No bowel preparation for colonoscopy is optimal with regard to efficacy, safety, and tolerability. New options for bowel preparation are needed. To compare a new hybrid preparation consisting of a reduced dose of oral sulfate solution (OSS) plus 2 L of sulfate-free electrolyte lavage solution (SF-ELS) with 2 low-volume preparations based on polyethylene glycol electrolyte lavage solution (PEG-ELS). Two randomized, controlled trials. Twenty-four U.S. centers. A total of 737 outpatients undergoing colonoscopy. In study 1, OSS plus SF-ELS was given as a split dose, and in study 2, OSS plus SF-ELS was given in its entirety the evening before colonoscopy. In study 1, the active control was 2 L of PEG-ELS plus ascorbic acid (PEG-EA) given as a split dose. In study 2, the control was 10 mg of bisacodyl plus 2 L of SF-ELS taken the evening before colonoscopy.

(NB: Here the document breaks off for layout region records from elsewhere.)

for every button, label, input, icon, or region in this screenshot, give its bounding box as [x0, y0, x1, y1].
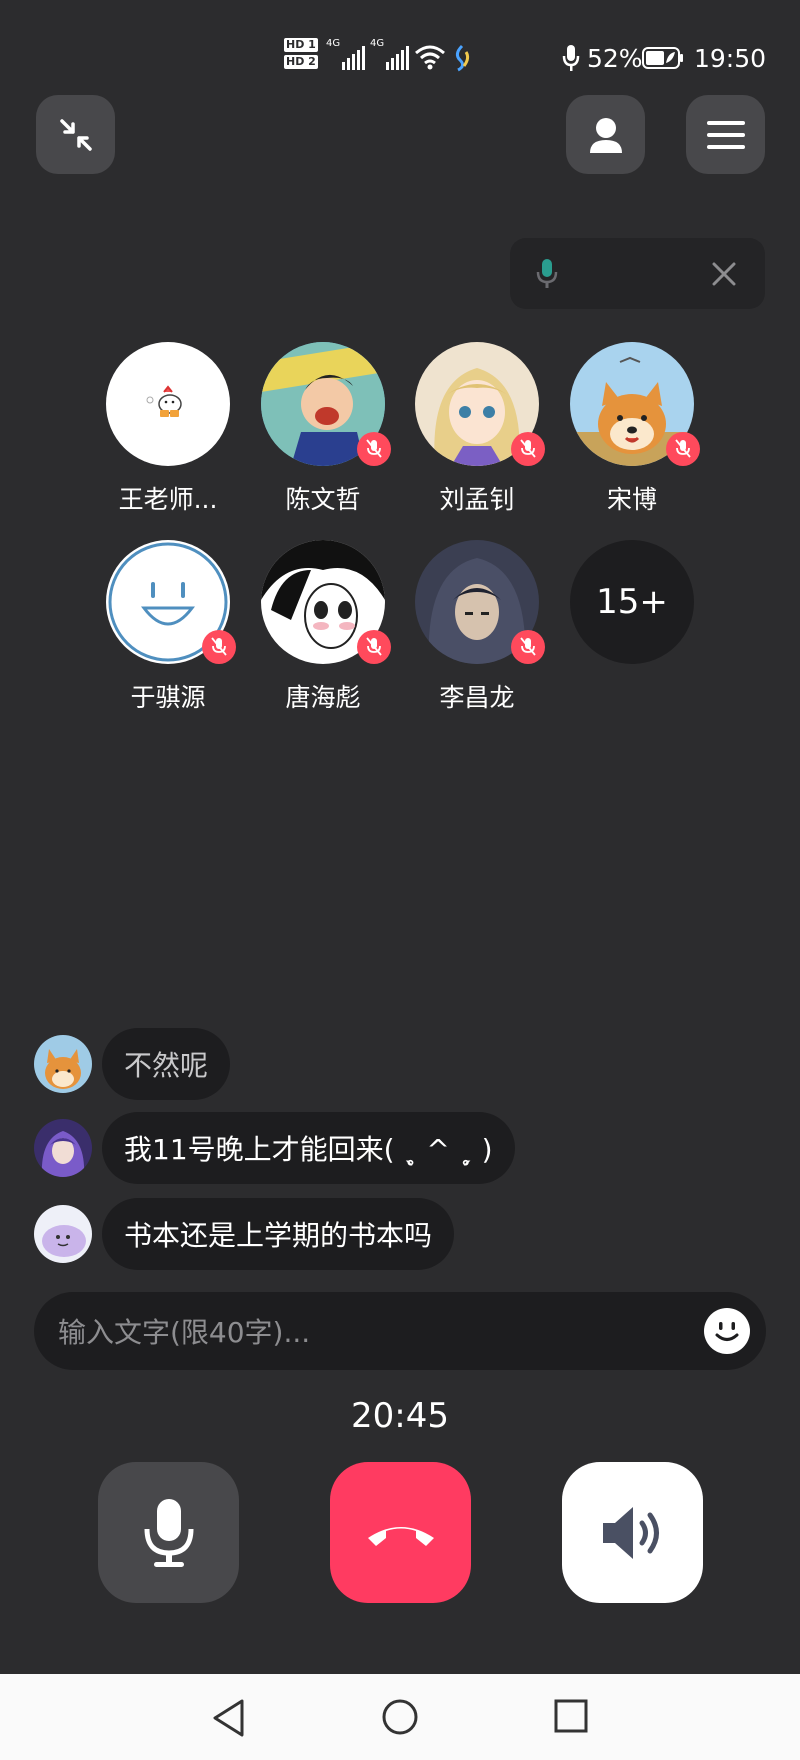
signal-icon: 4G [326, 38, 366, 70]
signal-icon-2: 4G [370, 38, 410, 70]
member-name: 陈文哲 [285, 485, 361, 514]
hd-badges: HD 1 HD 2 [284, 38, 318, 69]
member-name: 唐海彪 [285, 683, 361, 712]
mic-muted-icon [666, 432, 700, 466]
speaker-button[interactable] [562, 1462, 703, 1603]
members-button[interactable] [566, 95, 645, 174]
avatar [34, 1205, 92, 1263]
avatar [34, 1035, 92, 1093]
member-tile[interactable]: 陈文哲 [261, 342, 391, 516]
microphone-icon [144, 1498, 193, 1567]
member-name: 王老师... [118, 485, 218, 514]
wifi-icon [415, 45, 445, 70]
phone-hangup-icon [367, 1526, 434, 1546]
system-nav-bar [0, 1674, 800, 1760]
message-input[interactable] [56, 1292, 660, 1372]
member-name: 刘孟钊 [439, 485, 515, 514]
avatar [106, 342, 230, 466]
avatar [34, 1119, 92, 1177]
message-bubble: 书本还是上学期的书本吗 [102, 1198, 455, 1270]
menu-button[interactable] [686, 95, 765, 174]
close-icon[interactable] [712, 262, 736, 286]
status-bar: HD 1 HD 2 4G 4G 52% 19:50 [0, 0, 800, 80]
message-input-bar [34, 1292, 766, 1372]
member-tile[interactable]: 唐海彪 [261, 540, 391, 714]
minimize-icon [59, 118, 92, 151]
member-name: 于骐源 [130, 683, 206, 712]
mic-status-icon [562, 45, 580, 71]
minimize-button[interactable] [36, 95, 115, 174]
member-tile[interactable]: 刘孟钊 [415, 342, 545, 516]
emoji-button[interactable] [704, 1308, 750, 1354]
chat-message: 我11号晚上才能回来( ˎ̥ ^ ˏ̥ ) [34, 1112, 515, 1184]
speaking-indicator [510, 238, 765, 309]
member-tile[interactable]: 王老师... [106, 342, 230, 516]
chat-message: 不然呢 [34, 1028, 231, 1100]
mic-muted-icon [357, 432, 391, 466]
mic-muted-icon [357, 630, 391, 664]
mute-mic-button[interactable] [98, 1462, 239, 1603]
member-name: 宋博 [606, 485, 657, 514]
mic-muted-icon [202, 630, 236, 664]
nfc-icon [455, 44, 470, 72]
avatar [261, 540, 391, 664]
chat-message: 书本还是上学期的书本吗 [34, 1198, 455, 1270]
avatar [415, 540, 545, 664]
battery-icon [642, 47, 683, 69]
message-bubble: 不然呢 [102, 1028, 231, 1100]
home-icon[interactable] [381, 1698, 419, 1736]
member-tile[interactable]: 宋博 [570, 342, 700, 516]
avatar [261, 342, 391, 466]
battery-percent: 52% [587, 44, 643, 73]
clock-time: 19:50 [694, 44, 767, 73]
mic-icon [536, 259, 558, 288]
mic-muted-icon [511, 630, 545, 664]
back-icon[interactable] [210, 1698, 248, 1738]
member-tile[interactable]: 李昌龙 [415, 540, 545, 714]
more-members-button[interactable]: 15+ [570, 540, 694, 664]
smiley-icon [715, 1322, 739, 1341]
person-icon [589, 117, 622, 153]
more-members-count: 15+ [570, 540, 694, 664]
hamburger-icon [706, 120, 745, 149]
avatar [570, 342, 700, 466]
mic-muted-icon [511, 432, 545, 466]
recents-icon[interactable] [554, 1699, 588, 1733]
avatar [415, 342, 545, 466]
hang-up-button[interactable] [330, 1462, 471, 1603]
call-duration: 20:45 [351, 1396, 449, 1436]
member-name: 李昌龙 [439, 683, 515, 712]
speaker-icon [602, 1506, 659, 1559]
avatar [106, 540, 236, 664]
member-tile[interactable]: 于骐源 [106, 540, 236, 714]
message-bubble: 我11号晚上才能回来( ˎ̥ ^ ˏ̥ ) [102, 1112, 515, 1184]
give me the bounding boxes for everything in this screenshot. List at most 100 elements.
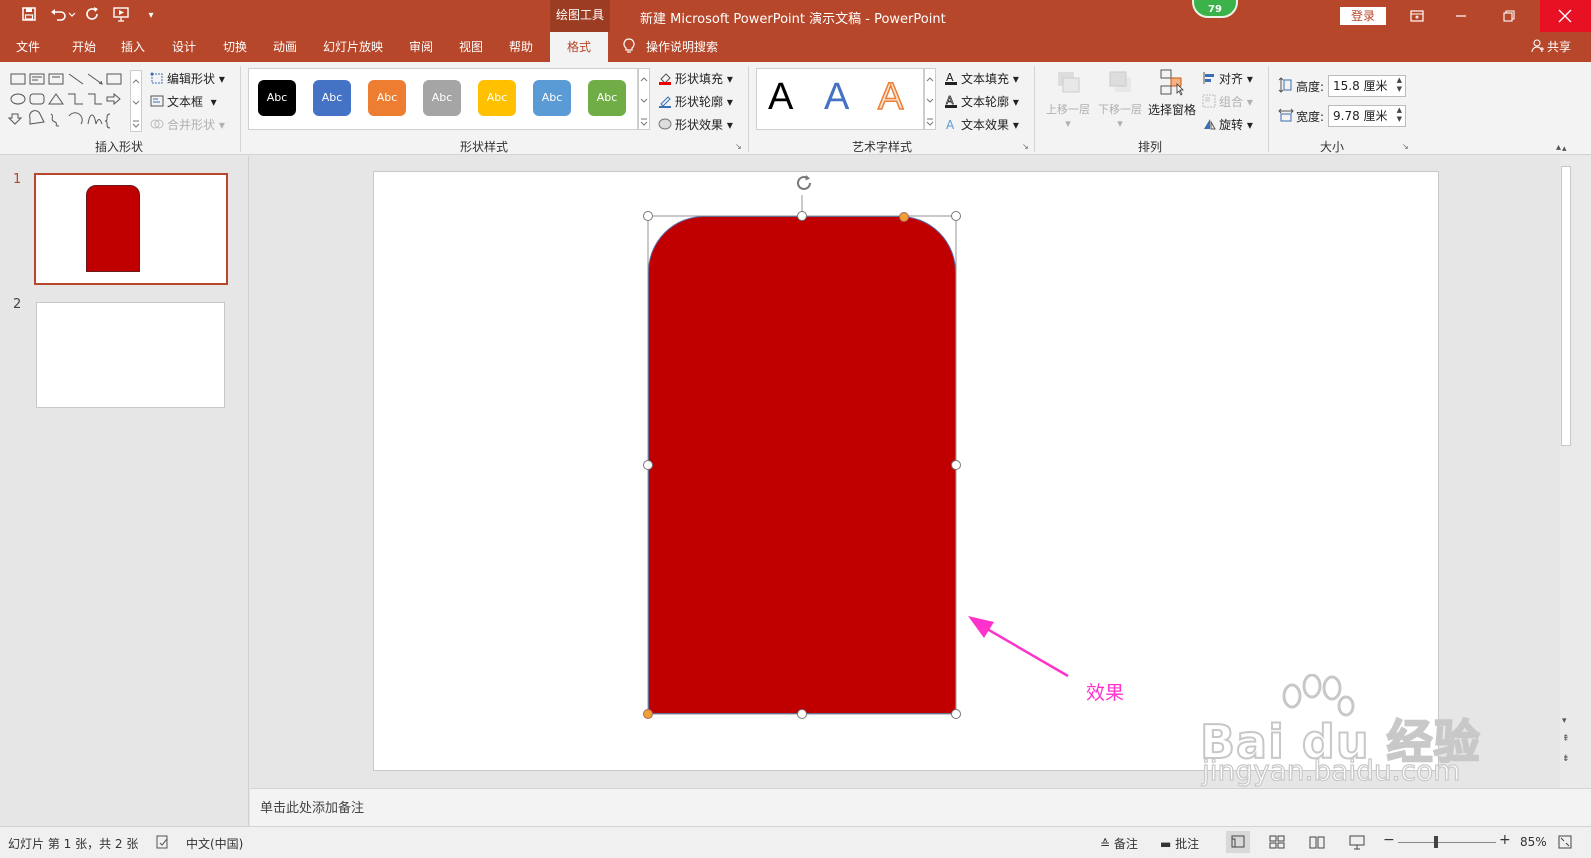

Rates of successful (good or excellent) bowel preparation. In study 1, the rates of successful (excellent or good) preparation with OSS plus SF-ELS and PEG-EA were identical at 93.5% for split-dose preparation. OSS plus SF-ELS was noninferior to PEG-EA (P< .001). In study 2, OSS plus SF-ELS resulted in successful preparation in 89.8% of patients compared with 83.5% with bisacodyl plus SF-ELS in a same-day preparation regimen. OSS plus SF-ELS was noninferior to bisacodyl plus SF-ELS (P<.001). In study 1, vomiting was more frequent with OSS plus SF-ELS (13.5% vs 6.7%; P= .042), and bloating was rated worse with PEG-EA (P= .025). In study 2, overall discomfort was rated worse with OSS plus SF-ELS (mean score 2.1 vs 1.8; P= .032). There were no deaths in either study and no serious adverse events considered related to the preparation. Bowel cleansing was not scored by colon segment. Adenoma detection was not compared between the regimens. OSS plus SF-ELS is a new, safe, and effective bowel preparation for colonoscopy.